Stanford’s pioneering behavioral scientist draws on a lifetime of research and experience guiding the NIH to make the case that America needs to radically rethink its approach to health care if it wants to stop overspending and overprescribing and improve people’s lives.
American science produces the best—and most expensive—medical treatments in the world. Yet U.S. citizens lag behind their global peers in life expectancy and quality of life. Robert Kaplan brings together extensive data to make the case that health care priorities in the United States are sorely misplaced. America’s medical system is invested in attacking disease, but not in addressing the social, behavioral, and environmental problems that engender disease in the first place. Medicine is important, but many Americans act as though it were all important.

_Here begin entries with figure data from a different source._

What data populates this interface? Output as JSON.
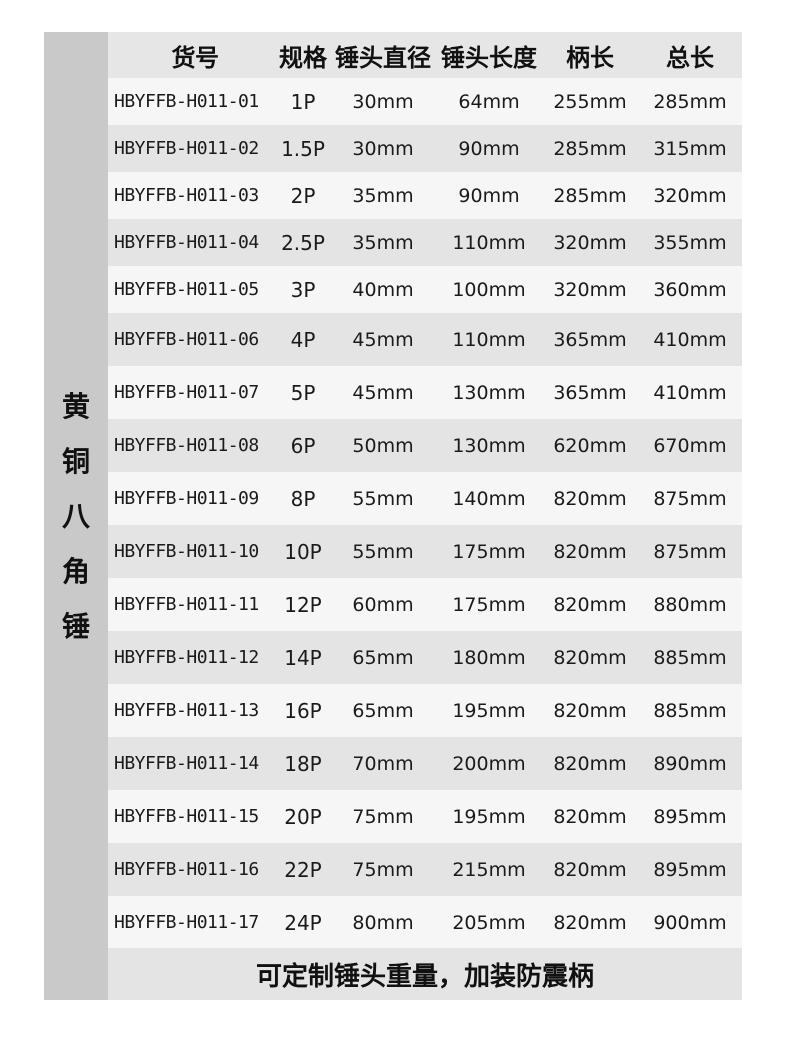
{
  "side_label": [
    "黄",
    "铜",
    "八",
    "角",
    "锤"
  ],
  "headers": [
    "货号",
    "规格",
    "锤头直径",
    "锤头长度",
    "柄长",
    "总长"
  ],
  "rows": [
    [
      "HBYFFB-H011-01",
      "1P",
      "30mm",
      "64mm",
      "255mm",
      "285mm"
    ],
    [
      "HBYFFB-H011-02",
      "1.5P",
      "30mm",
      "90mm",
      "285mm",
      "315mm"
    ],
    [
      "HBYFFB-H011-03",
      "2P",
      "35mm",
      "90mm",
      "285mm",
      "320mm"
    ],
    [
      "HBYFFB-H011-04",
      "2.5P",
      "35mm",
      "110mm",
      "320mm",
      "355mm"
    ],
    [
      "HBYFFB-H011-05",
      "3P",
      "40mm",
      "100mm",
      "320mm",
      "360mm"
    ],
    [
      "HBYFFB-H011-06",
      "4P",
      "45mm",
      "110mm",
      "365mm",
      "410mm"
    ],
    [
      "HBYFFB-H011-07",
      "5P",
      "45mm",
      "130mm",
      "365mm",
      "410mm"
    ],
    [
      "HBYFFB-H011-08",
      "6P",
      "50mm",
      "130mm",
      "620mm",
      "670mm"
    ],
    [
      "HBYFFB-H011-09",
      "8P",
      "55mm",
      "140mm",
      "820mm",
      "875mm"
    ],
    [
      "HBYFFB-H011-10",
      "10P",
      "55mm",
      "175mm",
      "820mm",
      "875mm"
    ],
    [
      "HBYFFB-H011-11",
      "12P",
      "60mm",
      "175mm",
      "820mm",
      "880mm"
    ],
    [
      "HBYFFB-H011-12",
      "14P",
      "65mm",
      "180mm",
      "820mm",
      "885mm"
    ],
    [
      "HBYFFB-H011-13",
      "16P",
      "65mm",
      "195mm",
      "820mm",
      "885mm"
    ],
    [
      "HBYFFB-H011-14",
      "18P",
      "70mm",
      "200mm",
      "820mm",
      "890mm"
    ],
    [
      "HBYFFB-H011-15",
      "20P",
      "75mm",
      "195mm",
      "820mm",
      "895mm"
    ],
    [
      "HBYFFB-H011-16",
      "22P",
      "75mm",
      "215mm",
      "820mm",
      "895mm"
    ],
    [
      "HBYFFB-H011-17",
      "24P",
      "80mm",
      "205mm",
      "820mm",
      "900mm"
    ]
  ],
  "footer": "可定制锤头重量，加装防震柄"
}
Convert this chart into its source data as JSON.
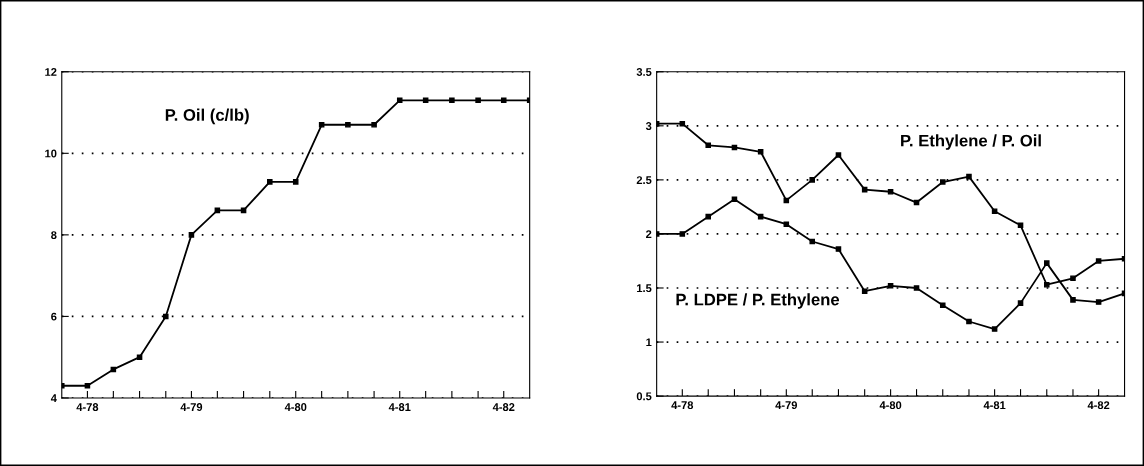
{
  "chart_data": [
    {
      "type": "line",
      "x": [
        "1978-01",
        "1978-04",
        "1978-07",
        "1978-10",
        "1979-01",
        "1979-04",
        "1979-07",
        "1979-10",
        "1980-01",
        "1980-04",
        "1980-07",
        "1980-10",
        "1981-01",
        "1981-04",
        "1981-07",
        "1981-10",
        "1982-01",
        "1982-04",
        "1982-07"
      ],
      "series": [
        {
          "name": "P. Oil (c/lb)",
          "color": "#000000",
          "values": [
            4.3,
            4.3,
            4.7,
            5.0,
            6.0,
            8.0,
            8.6,
            8.6,
            9.3,
            9.3,
            10.7,
            10.7,
            10.7,
            11.3,
            11.3,
            11.3,
            11.3,
            11.3,
            11.3
          ]
        }
      ],
      "xlim": [
        "1978-01",
        "1982-07"
      ],
      "xticks": [
        {
          "value": "1978-04",
          "label": "4-78"
        },
        {
          "value": "1978-07",
          "label": null
        },
        {
          "value": "1978-10",
          "label": null
        },
        {
          "value": "1979-01",
          "label": null
        },
        {
          "value": "1979-04",
          "label": "4-79"
        },
        {
          "value": "1979-07",
          "label": null
        },
        {
          "value": "1979-10",
          "label": null
        },
        {
          "value": "1980-01",
          "label": null
        },
        {
          "value": "1980-04",
          "label": "4-80"
        },
        {
          "value": "1980-07",
          "label": null
        },
        {
          "value": "1980-10",
          "label": null
        },
        {
          "value": "1981-01",
          "label": null
        },
        {
          "value": "1981-04",
          "label": "4-81"
        },
        {
          "value": "1981-07",
          "label": null
        },
        {
          "value": "1981-10",
          "label": null
        },
        {
          "value": "1982-01",
          "label": null
        },
        {
          "value": "1982-04",
          "label": "4-82"
        }
      ],
      "ylim": [
        4,
        12
      ],
      "yticks": [
        4,
        6,
        8,
        10,
        12
      ],
      "grid": "y",
      "legend": false,
      "marker": "square",
      "line_style": "solid"
    },
    {
      "type": "line",
      "x": [
        "1978-01",
        "1978-04",
        "1978-07",
        "1978-10",
        "1979-01",
        "1979-04",
        "1979-07",
        "1979-10",
        "1980-01",
        "1980-04",
        "1980-07",
        "1980-10",
        "1981-01",
        "1981-04",
        "1981-07",
        "1981-10",
        "1982-01",
        "1982-04",
        "1982-07"
      ],
      "series": [
        {
          "name": "P. Ethylene / P. Oil",
          "color": "#000000",
          "values": [
            3.02,
            3.02,
            2.82,
            2.8,
            2.76,
            2.31,
            2.5,
            2.73,
            2.41,
            2.39,
            2.29,
            2.48,
            2.53,
            2.21,
            2.08,
            1.53,
            1.59,
            1.75,
            1.77
          ]
        },
        {
          "name": "P. LDPE / P. Ethylene",
          "color": "#000000",
          "values": [
            2.0,
            2.0,
            2.16,
            2.32,
            2.16,
            2.09,
            1.93,
            1.86,
            1.47,
            1.52,
            1.5,
            1.34,
            1.19,
            1.12,
            1.36,
            1.73,
            1.39,
            1.37,
            1.45
          ]
        }
      ],
      "xlim": [
        "1978-01",
        "1982-07"
      ],
      "xticks": [
        {
          "value": "1978-04",
          "label": "4-78"
        },
        {
          "value": "1978-07",
          "label": null
        },
        {
          "value": "1978-10",
          "label": null
        },
        {
          "value": "1979-01",
          "label": null
        },
        {
          "value": "1979-04",
          "label": "4-79"
        },
        {
          "value": "1979-07",
          "label": null
        },
        {
          "value": "1979-10",
          "label": null
        },
        {
          "value": "1980-01",
          "label": null
        },
        {
          "value": "1980-04",
          "label": "4-80"
        },
        {
          "value": "1980-07",
          "label": null
        },
        {
          "value": "1980-10",
          "label": null
        },
        {
          "value": "1981-01",
          "label": null
        },
        {
          "value": "1981-04",
          "label": "4-81"
        },
        {
          "value": "1981-07",
          "label": null
        },
        {
          "value": "1981-10",
          "label": null
        },
        {
          "value": "1982-01",
          "label": null
        },
        {
          "value": "1982-04",
          "label": "4-82"
        }
      ],
      "ylim": [
        0.5,
        3.5
      ],
      "yticks": [
        0.5,
        1,
        1.5,
        2,
        2.5,
        3,
        3.5
      ],
      "grid": "y",
      "legend": false,
      "marker": "square",
      "line_style": "solid"
    }
  ]
}
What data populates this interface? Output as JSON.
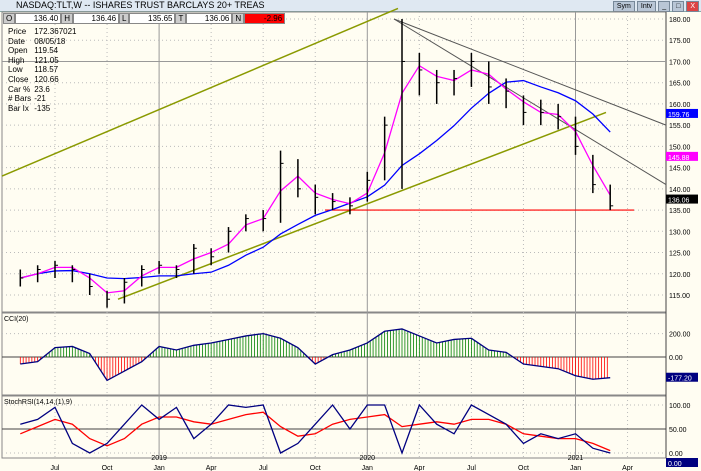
{
  "window": {
    "title": "NASDAQ:TLT,W -- ISHARES TRUST BARCLAYS 20+  TREAS",
    "buttons": [
      "Sym",
      "Intv",
      "_",
      "□",
      "X"
    ]
  },
  "quote": {
    "O": "136.40",
    "H": "136.46",
    "L": "135.65",
    "T": "136.06",
    "N": "-2.96"
  },
  "info": [
    [
      "Price",
      "172.367021"
    ],
    [
      "Date",
      "08/05/18"
    ],
    [
      "Open",
      "119.54"
    ],
    [
      "High",
      "121.05"
    ],
    [
      "Low",
      "118.57"
    ],
    [
      "Close",
      "120.66"
    ],
    [
      "Car %",
      "23.6"
    ],
    [
      "# Bars",
      "-21"
    ],
    [
      "Bar Ix",
      "-135"
    ]
  ],
  "colors": {
    "price_bars": "#000000",
    "ma_short": "#ff00ff",
    "ma_long": "#0000ff",
    "trend_channel": "#8a9a00",
    "trendlines": "#555555",
    "support": "#ff0000",
    "cci_pos": "#008000",
    "cci_neg": "#ff0000",
    "stoch": "#000080",
    "stoch_signal": "#ff0000"
  },
  "chart_data": [
    {
      "type": "bar",
      "name": "price",
      "title": "NASDAQ:TLT,W",
      "ylim": [
        112,
        182
      ],
      "yticks": [
        "180.00",
        "175.00",
        "170.00",
        "165.00",
        "160.00",
        "155.00",
        "150.00",
        "145.00",
        "140.00",
        "135.00",
        "130.00",
        "125.00",
        "120.00",
        "115.00"
      ],
      "xticks": [
        "Jul",
        "Oct",
        "Jan",
        "Apr",
        "Jul",
        "Oct",
        "Jan",
        "Apr",
        "Jul",
        "Oct",
        "Jan",
        "Apr"
      ],
      "year_labels": [
        "2019",
        "2020",
        "2021"
      ],
      "x": [
        "2018-05",
        "2018-06",
        "2018-07",
        "2018-08",
        "2018-09",
        "2018-10",
        "2018-11",
        "2018-12",
        "2019-01",
        "2019-02",
        "2019-03",
        "2019-04",
        "2019-05",
        "2019-06",
        "2019-07",
        "2019-08",
        "2019-09",
        "2019-10",
        "2019-11",
        "2019-12",
        "2020-01",
        "2020-02",
        "2020-03",
        "2020-04",
        "2020-05",
        "2020-06",
        "2020-07",
        "2020-08",
        "2020-09",
        "2020-10",
        "2020-11",
        "2020-12",
        "2021-01",
        "2021-02",
        "2021-03"
      ],
      "high": [
        121,
        122,
        123,
        122,
        120,
        116,
        119,
        122,
        123,
        122,
        127,
        126,
        131,
        134,
        135,
        149,
        147,
        141,
        139,
        138,
        144,
        157,
        180,
        172,
        168,
        168,
        172,
        170,
        166,
        162,
        161,
        160,
        157,
        148,
        141
      ],
      "low": [
        117,
        118,
        119,
        118,
        115,
        112,
        113,
        117,
        120,
        119,
        120,
        122,
        125,
        130,
        130,
        132,
        138,
        134,
        135,
        134,
        137,
        142,
        140,
        162,
        160,
        162,
        164,
        160,
        159,
        155,
        155,
        154,
        148,
        139,
        135
      ],
      "close": [
        119,
        121,
        122,
        121,
        117,
        114,
        118,
        121,
        122,
        121,
        126,
        124,
        130,
        133,
        133,
        146,
        140,
        138,
        137,
        136,
        142,
        155,
        170,
        168,
        165,
        166,
        170,
        164,
        163,
        158,
        158,
        157,
        150,
        141,
        136
      ],
      "last_labels": {
        "ma_long": "159.76",
        "ma_short": "145.88",
        "close": "136.06"
      },
      "support": 135
    },
    {
      "type": "bar",
      "name": "CCI(20)",
      "title": "CCI(20)",
      "yticks": [
        "200.00",
        "0.00"
      ],
      "last": "-177.20",
      "values": [
        -60,
        -40,
        80,
        90,
        30,
        -200,
        -120,
        -40,
        90,
        60,
        100,
        120,
        150,
        180,
        200,
        160,
        80,
        -60,
        20,
        60,
        120,
        220,
        240,
        180,
        120,
        150,
        160,
        60,
        40,
        -60,
        -80,
        -100,
        -160,
        -190,
        -177
      ]
    },
    {
      "type": "line",
      "name": "StochRSI(14,14,(1),9)",
      "title": "StochRSI(14,14,(1),9)",
      "yticks": [
        "100.00",
        "50.00",
        "0.00"
      ],
      "last": "0.00",
      "values": [
        60,
        70,
        95,
        20,
        0,
        20,
        60,
        100,
        70,
        95,
        30,
        60,
        100,
        95,
        100,
        0,
        20,
        60,
        100,
        50,
        100,
        100,
        0,
        100,
        60,
        40,
        100,
        80,
        60,
        20,
        40,
        30,
        40,
        10,
        0
      ],
      "signal": [
        40,
        55,
        70,
        60,
        30,
        15,
        30,
        60,
        75,
        75,
        65,
        60,
        70,
        80,
        85,
        55,
        35,
        40,
        60,
        70,
        75,
        80,
        55,
        60,
        65,
        60,
        70,
        70,
        60,
        40,
        35,
        30,
        30,
        20,
        5
      ]
    }
  ]
}
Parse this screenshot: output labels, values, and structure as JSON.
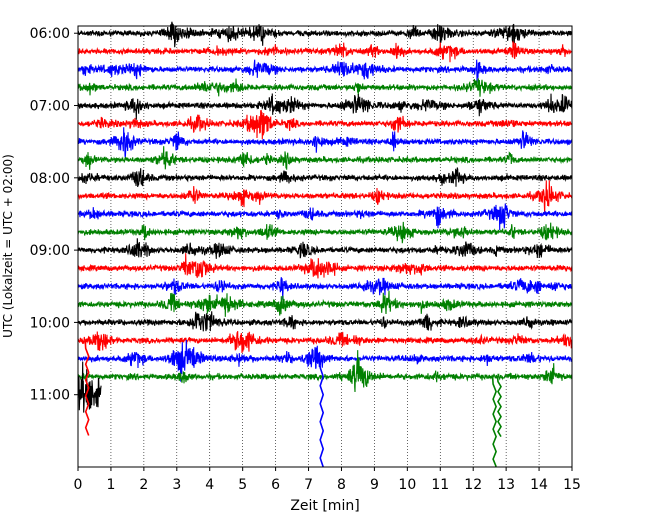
{
  "chart_data": {
    "type": "line",
    "title": "",
    "xlabel": "Zeit  [min]",
    "ylabel": "UTC (Lokalzeit = UTC + 02:00)",
    "xlim": [
      0,
      15
    ],
    "x_ticks": [
      "0",
      "1",
      "2",
      "3",
      "4",
      "5",
      "6",
      "7",
      "8",
      "9",
      "10",
      "11",
      "12",
      "13",
      "14",
      "15"
    ],
    "y_ticks": [
      {
        "time_min": 360,
        "label": "06:00"
      },
      {
        "time_min": 420,
        "label": "07:00"
      },
      {
        "time_min": 480,
        "label": "08:00"
      },
      {
        "time_min": 540,
        "label": "09:00"
      },
      {
        "time_min": 600,
        "label": "10:00"
      },
      {
        "time_min": 660,
        "label": "11:00"
      }
    ],
    "ylim_time_min": [
      354,
      720
    ],
    "trace_interval_min": 15,
    "grid": "vertical dotted",
    "trace_colors": [
      "#000000",
      "#ff0000",
      "#0000ff",
      "#008000"
    ],
    "traces": [
      {
        "start_min": 360,
        "color": "#000000",
        "end_x": 15
      },
      {
        "start_min": 375,
        "color": "#ff0000",
        "end_x": 15
      },
      {
        "start_min": 390,
        "color": "#0000ff",
        "end_x": 15
      },
      {
        "start_min": 405,
        "color": "#008000",
        "end_x": 15
      },
      {
        "start_min": 420,
        "color": "#000000",
        "end_x": 15
      },
      {
        "start_min": 435,
        "color": "#ff0000",
        "end_x": 15
      },
      {
        "start_min": 450,
        "color": "#0000ff",
        "end_x": 15
      },
      {
        "start_min": 465,
        "color": "#008000",
        "end_x": 15
      },
      {
        "start_min": 480,
        "color": "#000000",
        "end_x": 15
      },
      {
        "start_min": 495,
        "color": "#ff0000",
        "end_x": 15
      },
      {
        "start_min": 510,
        "color": "#0000ff",
        "end_x": 15
      },
      {
        "start_min": 525,
        "color": "#008000",
        "end_x": 15
      },
      {
        "start_min": 540,
        "color": "#000000",
        "end_x": 15
      },
      {
        "start_min": 555,
        "color": "#ff0000",
        "end_x": 15
      },
      {
        "start_min": 570,
        "color": "#0000ff",
        "end_x": 15
      },
      {
        "start_min": 585,
        "color": "#008000",
        "end_x": 15
      },
      {
        "start_min": 600,
        "color": "#000000",
        "end_x": 15
      },
      {
        "start_min": 615,
        "color": "#ff0000",
        "end_x": 15
      },
      {
        "start_min": 630,
        "color": "#0000ff",
        "end_x": 15
      },
      {
        "start_min": 645,
        "color": "#008000",
        "end_x": 15
      },
      {
        "start_min": 660,
        "color": "#000000",
        "end_x": 0.7
      }
    ]
  }
}
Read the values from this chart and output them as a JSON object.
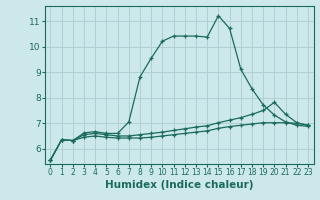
{
  "bg_color": "#cde8ea",
  "grid_color": "#b0d0d3",
  "line_color": "#1a6b5a",
  "xlabel": "Humidex (Indice chaleur)",
  "xlabel_fontsize": 7.5,
  "yticks": [
    6,
    7,
    8,
    9,
    10,
    11
  ],
  "xticks": [
    0,
    1,
    2,
    3,
    4,
    5,
    6,
    7,
    8,
    9,
    10,
    11,
    12,
    13,
    14,
    15,
    16,
    17,
    18,
    19,
    20,
    21,
    22,
    23
  ],
  "xlim": [
    -0.5,
    23.5
  ],
  "ylim": [
    5.4,
    11.6
  ],
  "lines": [
    {
      "x": [
        0,
        1,
        2,
        3,
        4,
        5,
        6,
        7,
        8,
        9,
        10,
        11,
        12,
        13,
        14,
        15,
        16,
        17,
        18,
        19,
        20,
        21,
        22,
        23
      ],
      "y": [
        5.55,
        6.35,
        6.32,
        6.62,
        6.67,
        6.6,
        6.6,
        7.05,
        8.82,
        9.55,
        10.22,
        10.42,
        10.42,
        10.42,
        10.38,
        11.22,
        10.72,
        9.12,
        8.35,
        7.72,
        7.32,
        7.05,
        6.92,
        6.88
      ],
      "marker": "+"
    },
    {
      "x": [
        0,
        1,
        2,
        3,
        4,
        5,
        6,
        7,
        8,
        9,
        10,
        11,
        12,
        13,
        14,
        15,
        16,
        17,
        18,
        19,
        20,
        21,
        22,
        23
      ],
      "y": [
        5.55,
        6.35,
        6.32,
        6.55,
        6.6,
        6.55,
        6.5,
        6.5,
        6.55,
        6.6,
        6.65,
        6.72,
        6.78,
        6.85,
        6.9,
        7.02,
        7.12,
        7.22,
        7.35,
        7.5,
        7.82,
        7.35,
        7.02,
        6.92
      ],
      "marker": "+"
    },
    {
      "x": [
        0,
        1,
        2,
        3,
        4,
        5,
        6,
        7,
        8,
        9,
        10,
        11,
        12,
        13,
        14,
        15,
        16,
        17,
        18,
        19,
        20,
        21,
        22,
        23
      ],
      "y": [
        5.55,
        6.35,
        6.32,
        6.45,
        6.5,
        6.45,
        6.42,
        6.42,
        6.42,
        6.45,
        6.5,
        6.55,
        6.6,
        6.65,
        6.7,
        6.8,
        6.87,
        6.92,
        6.97,
        7.02,
        7.02,
        7.02,
        7.0,
        6.92
      ],
      "marker": "+"
    }
  ]
}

The United States stakes much of its health funding on the promise of high-tech diagnostics and miracle treatments, while ignoring strong evidence that many of the most significant pathways to health are nonmedical. Americans spend millions on drugs for high cholesterol, which increase life expectancy by only six to eight months on average. But they underfund education, which might extend life expectancy by as much as twelve years. Wars on infectious disease have paid off, but clinical trials for chronic conditions—costing billions—rarely confirm that new treatments extend life. Meanwhile, the National Institutes of Health spends just 3 percent of its budget on research on the social and behavioral determinants of health, even though these factors account for 50 percent of premature deaths.
America’s failure to take prevention seriously costs lives. More than Medicine argues that we need a shakeup in how we invest resources, and it offers a bold new vision for longer, healthier living.